If you’re stumbling across this blog for the first time, or maybe you found my way here through my Instagram, you may be wondering who exactly Will Run For Insulin is and what this blog is all about. Allow me to give you a formal introduction.
Who am I?
My name is Sam, and I was diagnosed with Type 1 Diabetes (T1D) in August of 2016. I was 22 years old and had just graduated college a few months prior. While I feel that I have dealt with my diagnosis pretty well, I found that writing about my T1D has helped me overcome the many challenges that I have faced while fighting this disease.
I used to just write sporadic posts about my struggles and wins with diabetes and share them on my personal Facebook page, but found that my audience could relate very little to what I was going through. Eventually, I found out that Instagram had a pretty big Type 1 Diabetic community and I decided to create a separate account solely for my broken pancreas. I gained a strong following and found a place where people understood what I was going through, and could also related to what I posted about.
Growing up, I’ve always been active in athletics. I played softball, basketball, and participated in swimming and track and field. The older I got, the more I realized how much I loved swimming and that’s when I started a 10 year swimming career which included club, high school, and college swimming. My diagnosis came after my ‘retirement,’ and the chances that I’d going low during a workout made me fearful of the pool. That’s when I switched gears and got into running. In fact, I got so into running, that I became one of those people who run half marathons.
It all started with a good friend, the need to find motivation to get to the gym, and a 5K run for donuts. My friend and I found that without something to train for, we rarely got to the gym. So after successfully completing our first 5K together, we made it our goal to run a half marathon, and the rest is history! I’ve been running for a little over two years and I have completed multiple 5Ks and 10Ks, 3-half marathons, and one marathon.
My diabetes diagnosis was earth shattering.

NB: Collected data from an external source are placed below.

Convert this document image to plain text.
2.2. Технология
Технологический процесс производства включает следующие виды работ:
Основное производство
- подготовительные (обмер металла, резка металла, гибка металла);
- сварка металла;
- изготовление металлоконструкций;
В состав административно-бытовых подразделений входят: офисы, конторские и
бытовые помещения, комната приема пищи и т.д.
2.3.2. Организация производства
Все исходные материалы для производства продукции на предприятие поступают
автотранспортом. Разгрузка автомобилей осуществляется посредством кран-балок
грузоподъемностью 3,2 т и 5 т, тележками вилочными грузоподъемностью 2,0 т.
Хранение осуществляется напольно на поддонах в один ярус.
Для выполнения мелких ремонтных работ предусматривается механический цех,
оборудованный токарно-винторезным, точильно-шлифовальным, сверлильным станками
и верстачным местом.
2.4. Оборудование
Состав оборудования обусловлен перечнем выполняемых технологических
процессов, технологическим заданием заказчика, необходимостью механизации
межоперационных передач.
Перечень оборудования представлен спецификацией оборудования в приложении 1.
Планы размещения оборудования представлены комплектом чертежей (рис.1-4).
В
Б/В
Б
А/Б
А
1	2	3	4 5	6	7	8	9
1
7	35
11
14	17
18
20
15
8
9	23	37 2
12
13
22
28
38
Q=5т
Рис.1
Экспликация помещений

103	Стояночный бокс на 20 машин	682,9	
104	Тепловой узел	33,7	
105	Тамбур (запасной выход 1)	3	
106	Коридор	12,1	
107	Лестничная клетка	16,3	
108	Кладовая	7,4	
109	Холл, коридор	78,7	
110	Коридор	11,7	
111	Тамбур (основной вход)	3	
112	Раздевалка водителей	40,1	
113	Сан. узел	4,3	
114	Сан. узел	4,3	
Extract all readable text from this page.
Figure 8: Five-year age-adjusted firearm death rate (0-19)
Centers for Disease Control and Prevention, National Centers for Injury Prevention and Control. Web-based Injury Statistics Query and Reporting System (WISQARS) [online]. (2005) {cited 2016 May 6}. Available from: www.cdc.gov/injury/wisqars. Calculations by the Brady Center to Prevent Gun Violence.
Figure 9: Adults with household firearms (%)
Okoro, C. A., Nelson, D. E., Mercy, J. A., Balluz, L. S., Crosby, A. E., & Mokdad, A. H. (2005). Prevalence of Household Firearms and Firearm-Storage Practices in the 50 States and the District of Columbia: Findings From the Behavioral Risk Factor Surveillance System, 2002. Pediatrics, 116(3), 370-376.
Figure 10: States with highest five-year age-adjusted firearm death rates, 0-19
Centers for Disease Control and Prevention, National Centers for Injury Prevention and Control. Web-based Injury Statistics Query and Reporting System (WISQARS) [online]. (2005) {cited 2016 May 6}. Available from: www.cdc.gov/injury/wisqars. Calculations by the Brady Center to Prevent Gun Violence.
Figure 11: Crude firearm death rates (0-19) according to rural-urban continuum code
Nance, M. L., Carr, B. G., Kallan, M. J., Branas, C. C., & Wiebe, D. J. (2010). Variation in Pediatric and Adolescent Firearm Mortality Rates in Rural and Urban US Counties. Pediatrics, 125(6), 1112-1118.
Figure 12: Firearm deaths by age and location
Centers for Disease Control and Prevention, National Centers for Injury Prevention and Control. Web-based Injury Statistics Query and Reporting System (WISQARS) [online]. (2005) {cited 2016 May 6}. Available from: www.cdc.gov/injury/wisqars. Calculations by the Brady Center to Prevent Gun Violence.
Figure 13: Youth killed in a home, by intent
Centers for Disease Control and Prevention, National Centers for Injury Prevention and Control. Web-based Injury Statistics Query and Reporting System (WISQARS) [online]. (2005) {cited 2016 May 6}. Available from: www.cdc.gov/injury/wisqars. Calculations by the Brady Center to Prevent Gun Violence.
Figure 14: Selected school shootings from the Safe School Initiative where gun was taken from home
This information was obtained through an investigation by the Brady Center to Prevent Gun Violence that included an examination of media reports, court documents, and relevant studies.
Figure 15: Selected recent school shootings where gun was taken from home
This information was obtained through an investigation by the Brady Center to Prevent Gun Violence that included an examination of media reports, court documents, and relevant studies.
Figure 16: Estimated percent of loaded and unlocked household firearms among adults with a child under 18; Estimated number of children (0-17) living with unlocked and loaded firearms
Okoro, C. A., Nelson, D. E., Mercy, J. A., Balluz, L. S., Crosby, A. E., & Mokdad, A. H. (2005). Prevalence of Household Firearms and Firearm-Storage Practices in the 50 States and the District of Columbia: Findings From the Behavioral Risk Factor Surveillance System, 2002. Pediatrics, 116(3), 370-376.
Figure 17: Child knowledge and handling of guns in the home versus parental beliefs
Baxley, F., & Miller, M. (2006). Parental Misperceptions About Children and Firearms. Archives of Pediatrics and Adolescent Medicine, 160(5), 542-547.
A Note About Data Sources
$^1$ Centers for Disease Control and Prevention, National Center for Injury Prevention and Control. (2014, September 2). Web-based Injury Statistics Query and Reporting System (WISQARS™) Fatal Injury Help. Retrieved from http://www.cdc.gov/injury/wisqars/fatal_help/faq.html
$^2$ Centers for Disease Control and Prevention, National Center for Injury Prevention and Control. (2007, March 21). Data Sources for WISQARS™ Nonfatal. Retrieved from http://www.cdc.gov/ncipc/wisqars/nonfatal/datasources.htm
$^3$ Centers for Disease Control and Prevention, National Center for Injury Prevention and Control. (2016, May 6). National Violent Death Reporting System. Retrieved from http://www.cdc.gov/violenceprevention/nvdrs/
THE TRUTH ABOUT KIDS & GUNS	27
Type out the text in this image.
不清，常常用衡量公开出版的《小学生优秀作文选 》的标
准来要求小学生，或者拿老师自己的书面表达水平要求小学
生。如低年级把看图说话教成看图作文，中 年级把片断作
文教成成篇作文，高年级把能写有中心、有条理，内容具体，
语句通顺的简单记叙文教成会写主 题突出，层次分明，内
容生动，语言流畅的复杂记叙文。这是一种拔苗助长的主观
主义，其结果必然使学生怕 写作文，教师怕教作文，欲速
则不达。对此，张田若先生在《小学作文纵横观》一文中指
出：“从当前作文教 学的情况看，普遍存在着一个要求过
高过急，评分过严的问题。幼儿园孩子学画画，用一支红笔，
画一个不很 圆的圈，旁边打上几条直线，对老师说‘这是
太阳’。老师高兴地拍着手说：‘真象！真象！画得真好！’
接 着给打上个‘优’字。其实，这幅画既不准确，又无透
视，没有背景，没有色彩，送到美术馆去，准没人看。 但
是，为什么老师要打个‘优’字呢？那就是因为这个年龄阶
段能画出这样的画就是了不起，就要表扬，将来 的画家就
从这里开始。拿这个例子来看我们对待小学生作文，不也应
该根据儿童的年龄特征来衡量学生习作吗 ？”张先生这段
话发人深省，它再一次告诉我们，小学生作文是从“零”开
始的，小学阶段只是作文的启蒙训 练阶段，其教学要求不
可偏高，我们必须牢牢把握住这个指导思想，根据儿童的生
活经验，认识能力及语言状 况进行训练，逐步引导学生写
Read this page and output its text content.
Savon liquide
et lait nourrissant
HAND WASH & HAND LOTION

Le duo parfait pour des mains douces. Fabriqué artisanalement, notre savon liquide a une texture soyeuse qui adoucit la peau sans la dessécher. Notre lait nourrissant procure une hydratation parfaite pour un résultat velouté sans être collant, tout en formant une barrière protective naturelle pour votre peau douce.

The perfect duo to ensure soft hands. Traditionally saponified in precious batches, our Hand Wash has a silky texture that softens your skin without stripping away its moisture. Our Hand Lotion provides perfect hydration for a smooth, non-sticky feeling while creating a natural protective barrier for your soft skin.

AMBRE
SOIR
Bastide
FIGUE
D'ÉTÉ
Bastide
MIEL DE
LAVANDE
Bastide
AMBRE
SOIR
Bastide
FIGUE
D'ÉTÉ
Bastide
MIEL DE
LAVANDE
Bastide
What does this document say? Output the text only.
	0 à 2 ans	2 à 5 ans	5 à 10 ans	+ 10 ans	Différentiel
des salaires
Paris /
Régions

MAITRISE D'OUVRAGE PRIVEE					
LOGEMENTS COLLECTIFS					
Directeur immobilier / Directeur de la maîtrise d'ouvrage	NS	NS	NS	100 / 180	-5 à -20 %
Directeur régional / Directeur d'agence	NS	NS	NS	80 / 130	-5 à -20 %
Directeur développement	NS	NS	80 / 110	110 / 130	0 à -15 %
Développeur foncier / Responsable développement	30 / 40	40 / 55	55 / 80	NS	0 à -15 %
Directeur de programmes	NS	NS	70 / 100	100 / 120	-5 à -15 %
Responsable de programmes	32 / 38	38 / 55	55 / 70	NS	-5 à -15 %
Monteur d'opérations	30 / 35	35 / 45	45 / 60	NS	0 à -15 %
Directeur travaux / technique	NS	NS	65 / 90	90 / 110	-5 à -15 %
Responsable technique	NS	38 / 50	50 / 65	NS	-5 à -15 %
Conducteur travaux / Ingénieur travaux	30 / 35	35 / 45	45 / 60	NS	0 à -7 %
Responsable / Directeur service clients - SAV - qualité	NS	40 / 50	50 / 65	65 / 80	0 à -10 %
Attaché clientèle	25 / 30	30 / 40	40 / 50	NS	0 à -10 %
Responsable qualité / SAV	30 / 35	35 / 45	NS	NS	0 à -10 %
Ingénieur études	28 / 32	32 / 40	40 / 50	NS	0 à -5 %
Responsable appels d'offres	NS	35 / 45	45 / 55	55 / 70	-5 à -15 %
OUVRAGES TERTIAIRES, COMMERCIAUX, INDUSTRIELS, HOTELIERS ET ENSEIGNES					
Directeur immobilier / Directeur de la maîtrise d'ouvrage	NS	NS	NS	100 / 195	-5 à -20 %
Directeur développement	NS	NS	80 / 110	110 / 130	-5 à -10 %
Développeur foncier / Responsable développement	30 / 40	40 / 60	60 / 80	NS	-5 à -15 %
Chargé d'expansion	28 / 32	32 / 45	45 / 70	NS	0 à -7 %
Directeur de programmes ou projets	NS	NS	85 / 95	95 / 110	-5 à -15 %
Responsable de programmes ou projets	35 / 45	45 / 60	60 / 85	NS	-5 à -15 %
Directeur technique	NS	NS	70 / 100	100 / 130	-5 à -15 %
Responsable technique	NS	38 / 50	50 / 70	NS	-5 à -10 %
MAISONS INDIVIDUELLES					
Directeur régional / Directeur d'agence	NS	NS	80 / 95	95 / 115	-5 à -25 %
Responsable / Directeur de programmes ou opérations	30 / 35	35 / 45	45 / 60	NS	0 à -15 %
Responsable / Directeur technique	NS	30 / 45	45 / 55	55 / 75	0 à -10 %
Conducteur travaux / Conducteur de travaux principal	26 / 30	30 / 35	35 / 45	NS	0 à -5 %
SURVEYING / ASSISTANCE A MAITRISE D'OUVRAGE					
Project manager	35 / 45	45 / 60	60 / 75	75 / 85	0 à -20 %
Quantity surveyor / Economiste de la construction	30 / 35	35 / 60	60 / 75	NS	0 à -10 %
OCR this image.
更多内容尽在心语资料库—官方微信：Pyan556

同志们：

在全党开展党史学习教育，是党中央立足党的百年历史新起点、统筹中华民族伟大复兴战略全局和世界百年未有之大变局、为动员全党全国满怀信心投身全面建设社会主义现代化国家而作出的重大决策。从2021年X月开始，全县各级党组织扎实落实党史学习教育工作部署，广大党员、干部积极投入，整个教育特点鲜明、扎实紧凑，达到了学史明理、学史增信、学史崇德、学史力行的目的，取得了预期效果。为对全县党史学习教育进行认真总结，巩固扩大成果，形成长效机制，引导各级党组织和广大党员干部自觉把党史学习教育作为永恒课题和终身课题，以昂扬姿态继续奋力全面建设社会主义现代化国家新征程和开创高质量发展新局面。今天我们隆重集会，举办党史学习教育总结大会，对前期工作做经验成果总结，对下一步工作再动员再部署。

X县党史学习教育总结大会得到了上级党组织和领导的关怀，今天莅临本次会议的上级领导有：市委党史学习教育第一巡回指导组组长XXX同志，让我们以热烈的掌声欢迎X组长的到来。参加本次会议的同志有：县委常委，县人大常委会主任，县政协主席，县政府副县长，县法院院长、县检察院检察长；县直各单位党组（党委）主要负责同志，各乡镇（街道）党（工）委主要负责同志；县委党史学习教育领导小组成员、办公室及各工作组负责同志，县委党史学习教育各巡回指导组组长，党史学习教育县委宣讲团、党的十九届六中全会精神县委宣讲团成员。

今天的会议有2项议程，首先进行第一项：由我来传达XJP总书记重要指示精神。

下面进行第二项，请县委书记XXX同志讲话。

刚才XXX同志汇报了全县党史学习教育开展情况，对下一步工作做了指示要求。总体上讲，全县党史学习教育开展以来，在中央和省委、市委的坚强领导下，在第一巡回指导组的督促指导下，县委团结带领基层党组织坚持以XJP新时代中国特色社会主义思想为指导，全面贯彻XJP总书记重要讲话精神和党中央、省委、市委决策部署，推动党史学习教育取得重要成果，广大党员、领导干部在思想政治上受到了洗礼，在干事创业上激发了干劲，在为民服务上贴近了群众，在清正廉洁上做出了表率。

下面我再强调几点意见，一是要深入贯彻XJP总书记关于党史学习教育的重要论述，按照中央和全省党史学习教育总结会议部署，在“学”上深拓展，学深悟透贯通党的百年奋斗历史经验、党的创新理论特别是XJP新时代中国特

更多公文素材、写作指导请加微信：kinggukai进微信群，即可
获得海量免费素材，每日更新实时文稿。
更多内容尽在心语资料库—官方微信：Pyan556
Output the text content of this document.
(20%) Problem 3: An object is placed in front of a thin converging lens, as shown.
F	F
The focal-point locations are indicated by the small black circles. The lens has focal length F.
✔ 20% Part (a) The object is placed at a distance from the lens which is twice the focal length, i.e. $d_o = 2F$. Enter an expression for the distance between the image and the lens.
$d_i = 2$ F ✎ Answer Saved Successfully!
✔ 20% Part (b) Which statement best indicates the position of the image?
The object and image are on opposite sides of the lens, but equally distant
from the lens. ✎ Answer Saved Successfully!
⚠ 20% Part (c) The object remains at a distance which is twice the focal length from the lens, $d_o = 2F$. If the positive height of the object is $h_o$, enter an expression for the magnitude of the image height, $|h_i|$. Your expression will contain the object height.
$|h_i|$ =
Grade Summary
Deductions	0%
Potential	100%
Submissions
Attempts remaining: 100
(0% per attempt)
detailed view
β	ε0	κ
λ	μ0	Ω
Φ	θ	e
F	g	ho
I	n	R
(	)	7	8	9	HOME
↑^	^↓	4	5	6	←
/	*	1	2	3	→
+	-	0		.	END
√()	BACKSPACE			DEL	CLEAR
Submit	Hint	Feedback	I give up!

The life I had been living for 22 years had been flipped upside down, and despite being told in the doctor’s office that I could still live a pretty normal life, I felt that my life had ended. Eventually, I decided that I would not let my disease define me and that I would do anything I could to show others that while I have diabetes, it does not have me. Adjusting to life after receiving the news that you have an incurable disease is hard. My goal for this blog is to show others that while living with chronic, incurable disease may make our lives a little different than most, we live an even BETTER life after our diagnosis.